Dear Friends of "Dial Daily Bread,"
You see them, all through the Bible--individuals who cared more for the cause of God in the "great controversy between Christ and Satan," than for their own lives (and that meant in their context, their eternal lives).
Probably the first is Job, the unknown man who worshipped the LORD, the Hebrew name for the God of Israel. Job's "LORD" was the God whose character is agape, the One who would die the world's second death. You can see intimations of agape in Job (try 6:14; 13:14, 15; 19:25-27). In those early days, life after a "first" resurrection was not generally understood; Job had to battle his way by faith. He was willing to sacrifice himself to defend the honor and stability of the government of God. He proved that Satan was wrong, who charged that God had no one who served Him "for nothing" (1:9) and thus he helped to save the government of God.
Did Noah understand? He proclaimed the "righteousness which is of faith" (Rom. 10:5-8, KJV), which you can't do meaningfully unless you understand agape.
Did David understand? At least sometimes (cf. Psalms 22 and 69).
Isaiah? How could he write chapter 53 otherwise?
Jesus Himself? (John 5:30; 6:38; Matt. 26:39, 42). He is agape; He died the world's second death; He endured the curse of God, which is the second death (Gal. 3:13).
Paul? At least he loved Israel more than he loved his own salvation (Rom. 9:3).

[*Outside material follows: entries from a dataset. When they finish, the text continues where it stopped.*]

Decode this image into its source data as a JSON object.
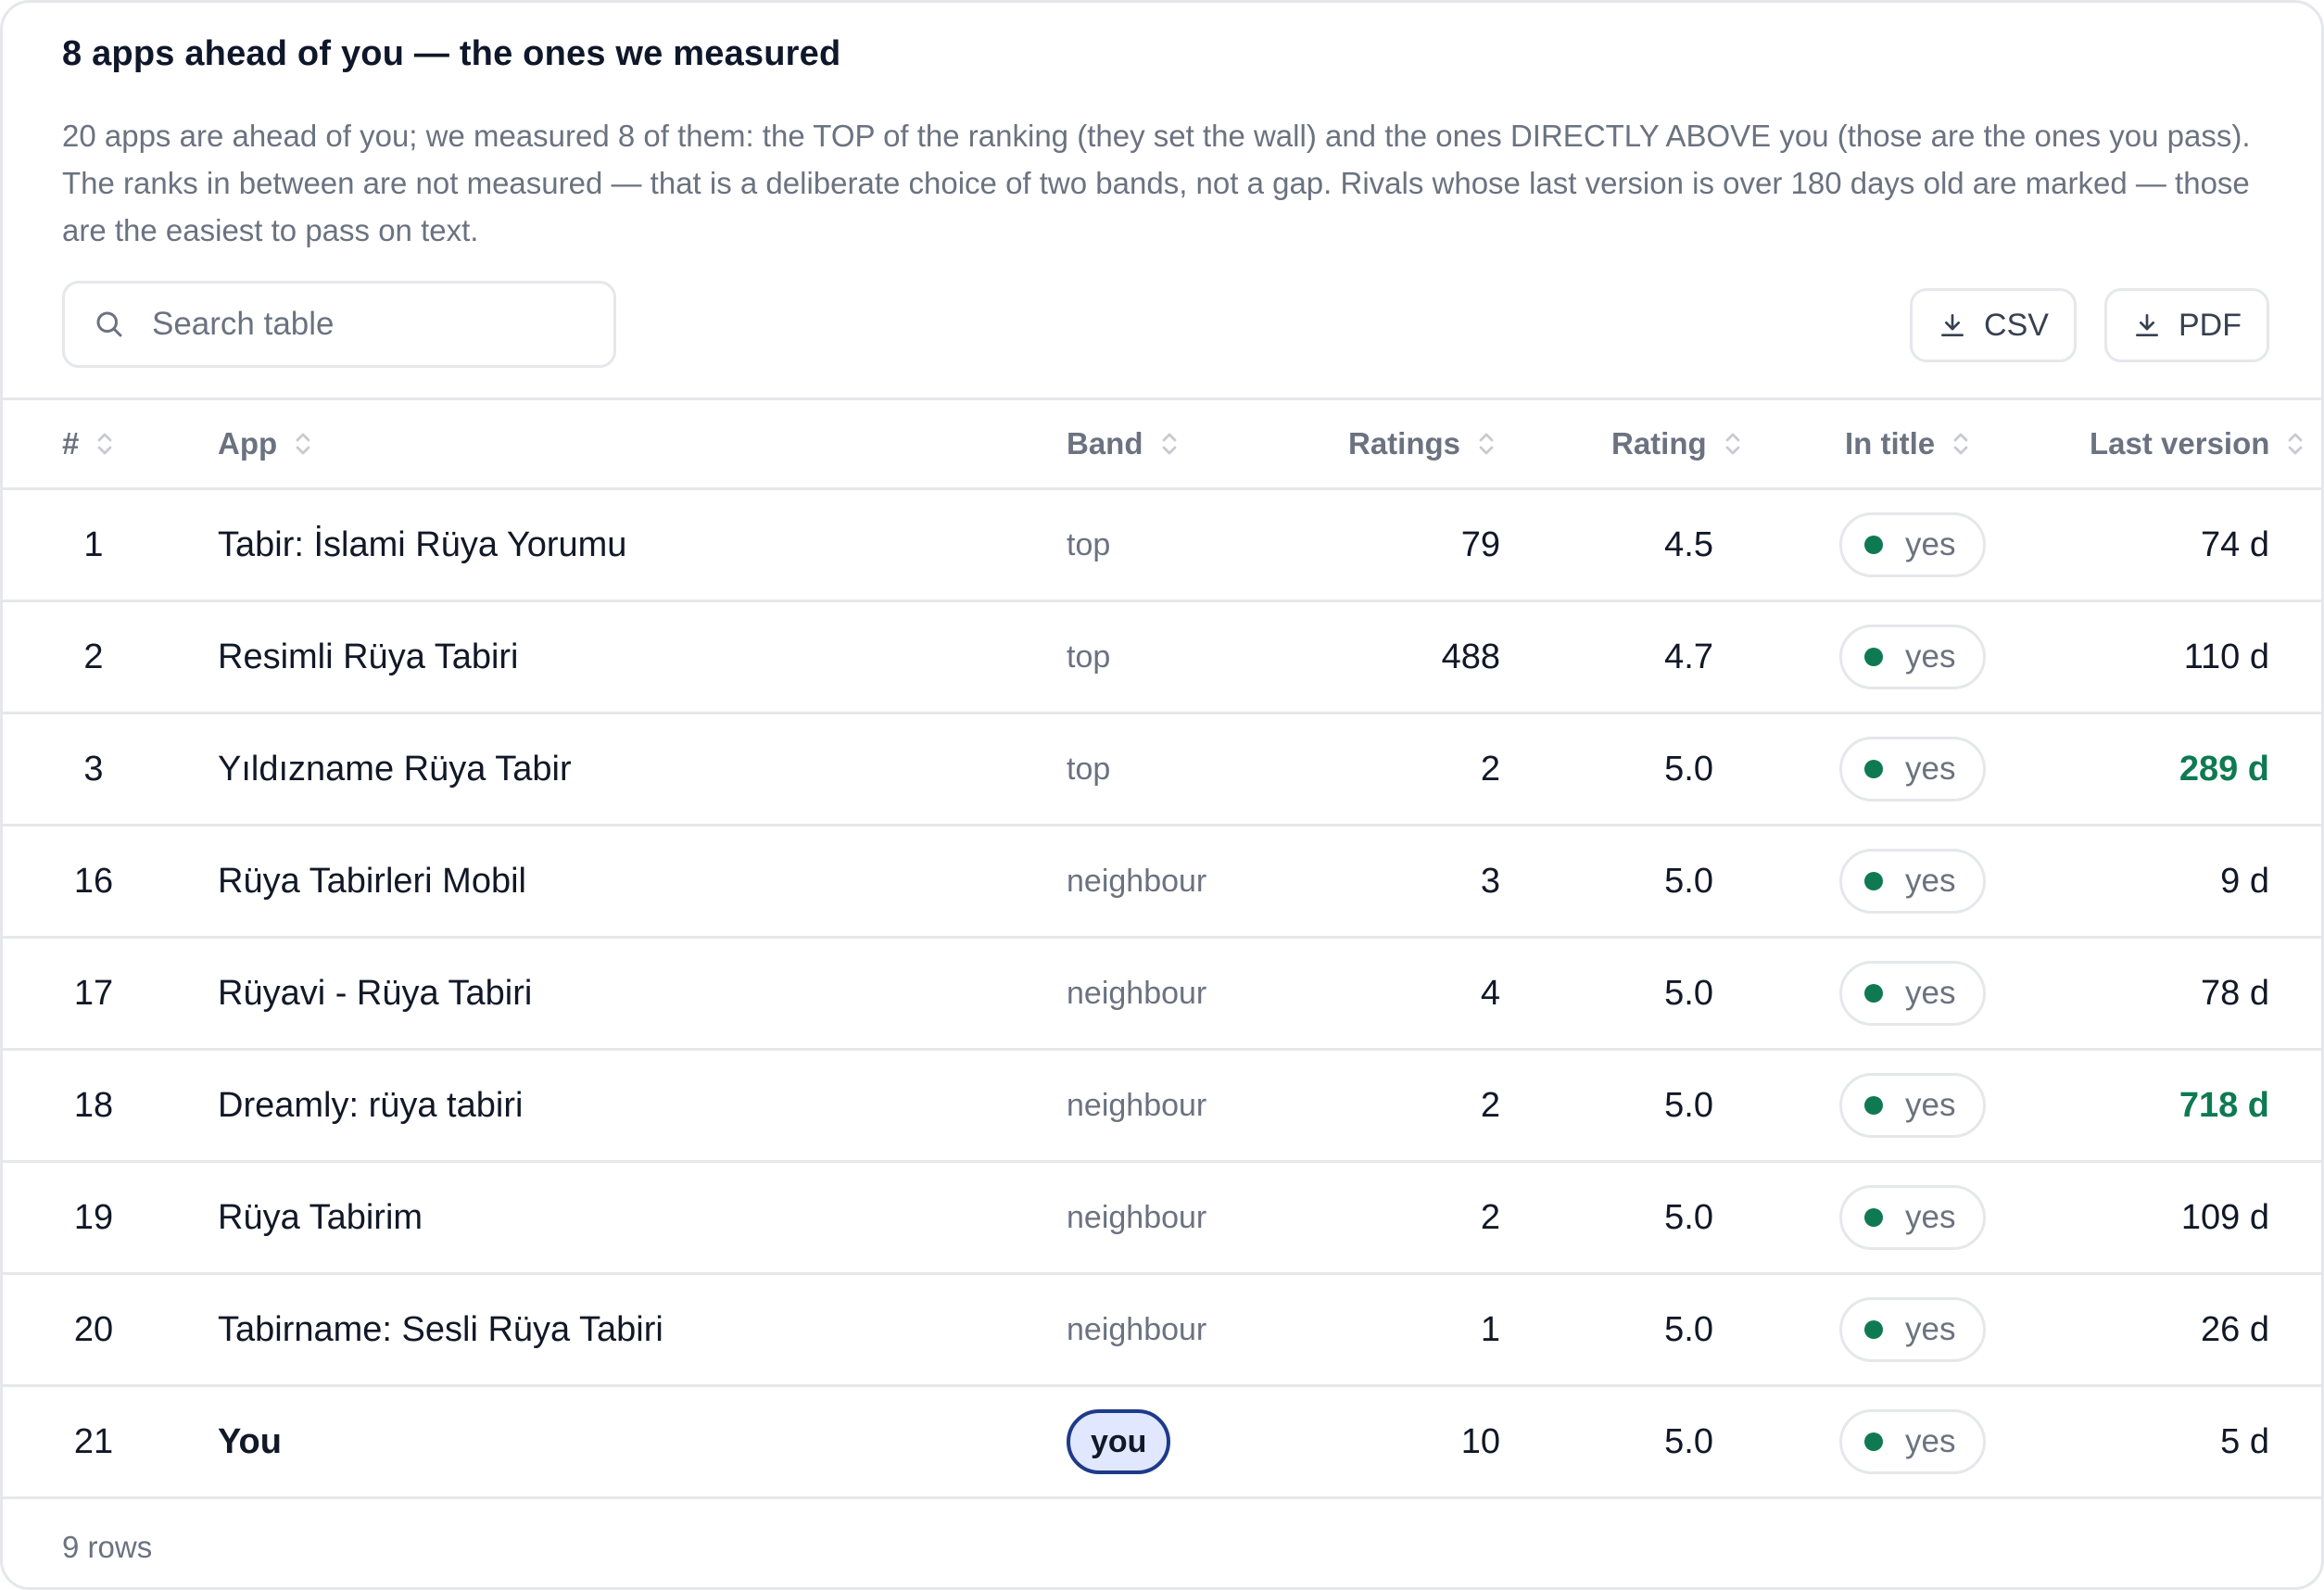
{
  "header": {
    "title": "8 apps ahead of you — the ones we measured",
    "description": "20 apps are ahead of you; we measured 8 of them: the TOP of the ranking (they set the wall) and the ones DIRECTLY ABOVE you (those are the ones you pass). The ranks in between are not measured — that is a deliberate choice of two bands, not a gap. Rivals whose last version is over 180 days old are marked — those are the easiest to pass on text."
  },
  "toolbar": {
    "search_placeholder": "Search table",
    "csv_label": "CSV",
    "pdf_label": "PDF"
  },
  "table": {
    "columns": {
      "rank": "#",
      "app": "App",
      "band": "Band",
      "ratings": "Ratings",
      "rating": "Rating",
      "in_title": "In title",
      "last_version": "Last version"
    },
    "rows": [
      {
        "rank": "1",
        "app": "Tabir: İslami Rüya Yorumu",
        "band": "top",
        "ratings": "79",
        "rating": "4.5",
        "in_title": "yes",
        "last_version": "74 d"
      },
      {
        "rank": "2",
        "app": "Resimli Rüya Tabiri",
        "band": "top",
        "ratings": "488",
        "rating": "4.7",
        "in_title": "yes",
        "last_version": "110 d"
      },
      {
        "rank": "3",
        "app": "Yıldızname Rüya Tabir",
        "band": "top",
        "ratings": "2",
        "rating": "5.0",
        "in_title": "yes",
        "last_version": "289 d"
      },
      {
        "rank": "16",
        "app": "Rüya Tabirleri Mobil",
        "band": "neighbour",
        "ratings": "3",
        "rating": "5.0",
        "in_title": "yes",
        "last_version": "9 d"
      },
      {
        "rank": "17",
        "app": "Rüyavi - Rüya Tabiri",
        "band": "neighbour",
        "ratings": "4",
        "rating": "5.0",
        "in_title": "yes",
        "last_version": "78 d"
      },
      {
        "rank": "18",
        "app": "Dreamly: rüya tabiri",
        "band": "neighbour",
        "ratings": "2",
        "rating": "5.0",
        "in_title": "yes",
        "last_version": "718 d"
      },
      {
        "rank": "19",
        "app": "Rüya Tabirim",
        "band": "neighbour",
        "ratings": "2",
        "rating": "5.0",
        "in_title": "yes",
        "last_version": "109 d"
      },
      {
        "rank": "20",
        "app": "Tabirname: Sesli Rüya Tabiri",
        "band": "neighbour",
        "ratings": "1",
        "rating": "5.0",
        "in_title": "yes",
        "last_version": "26 d"
      },
      {
        "rank": "21",
        "app": "You",
        "band": "you",
        "ratings": "10",
        "rating": "5.0",
        "in_title": "yes",
        "last_version": "5 d"
      }
    ]
  },
  "footer": {
    "row_count": "9 rows"
  },
  "colors": {
    "stale_accent": "#0f7a52",
    "you_badge_border": "#1e3a8a",
    "you_badge_fill": "#e0e7ff",
    "dot": "#0f7a52"
  }
}
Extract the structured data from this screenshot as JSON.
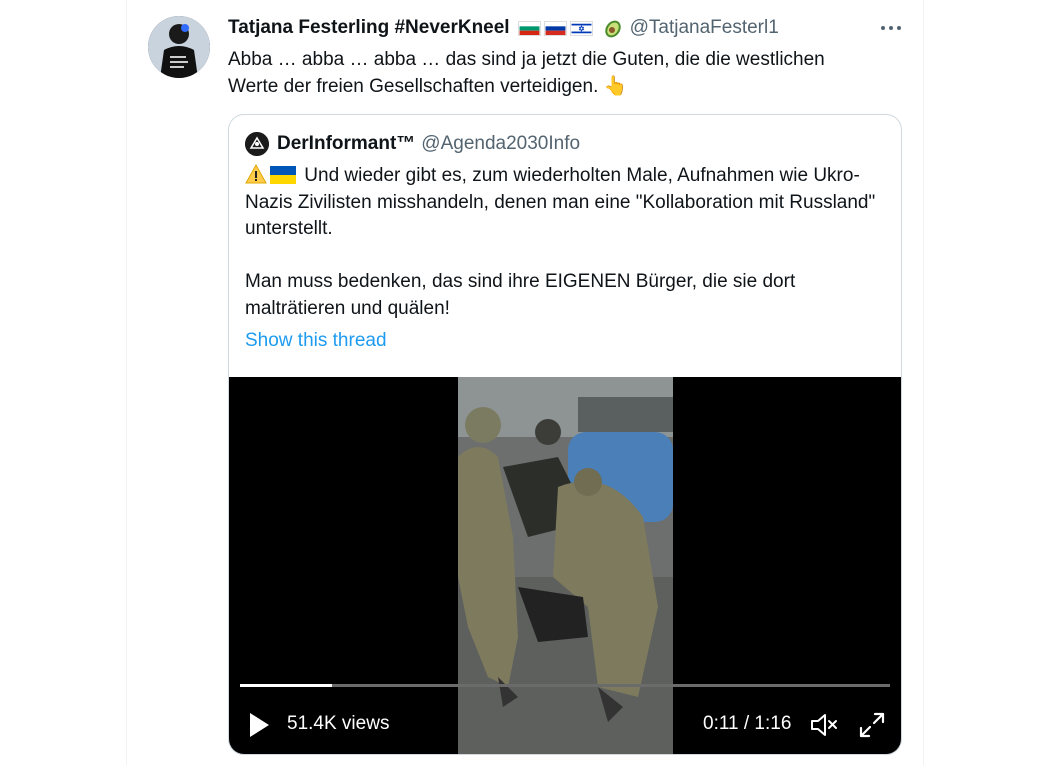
{
  "tweet": {
    "author_name": "Tatjana Festerling #NeverKneel",
    "flags": [
      "bulgaria-flag",
      "russia-flag",
      "israel-flag",
      "avocado-emoji"
    ],
    "handle": "@TatjanaFesterl1",
    "text": "Abba … abba … abba … das sind ja jetzt die Guten, die die westlichen Werte der freien Gesellschaften verteidigen. 👆"
  },
  "quote": {
    "author_name": "DerInformant™",
    "handle": "@Agenda2030Info",
    "icons": [
      "warning-emoji",
      "ukraine-flag"
    ],
    "paragraph1": "Und wieder gibt es, zum wiederholten Male, Aufnahmen wie Ukro-Nazis Zivilisten misshandeln, denen man eine \"Kollaboration mit Russland\" unterstellt.",
    "paragraph2": "Man muss bedenken, das sind ihre EIGENEN Bürger, die sie dort malträtieren und quälen!",
    "show_thread": "Show this thread"
  },
  "video": {
    "views": "51.4K views",
    "time": "0:11 / 1:16",
    "progress": 0.142
  },
  "colors": {
    "link": "#1d9bf0",
    "secondary_text": "#536471",
    "border": "#cfd9de"
  }
}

The great controversy between Christ and Satan, the battle of the universe, cannot be ended and won until God has 144,000 Job-like people who "follow the Lamb wherever He goes," in whose mouth there is "no guile" (Rev. 14:1-5). Their story is inserted at that precise point in the Bible where a last-days proclamation of the "everlasting gospel" grows to become a message that "lightens the earth with glory" (vss. 6, 7; 18:1-4).
Don't say the fulfillment of that prophecy lies maybe centuries away. The Holy Spirit is working, and around the world there are some (maybe few) who are responding to Him without resisting Him further. Join them!
--Robert J. Wieland
From the "Dial Daily Bread" Archive: July 29, 2007.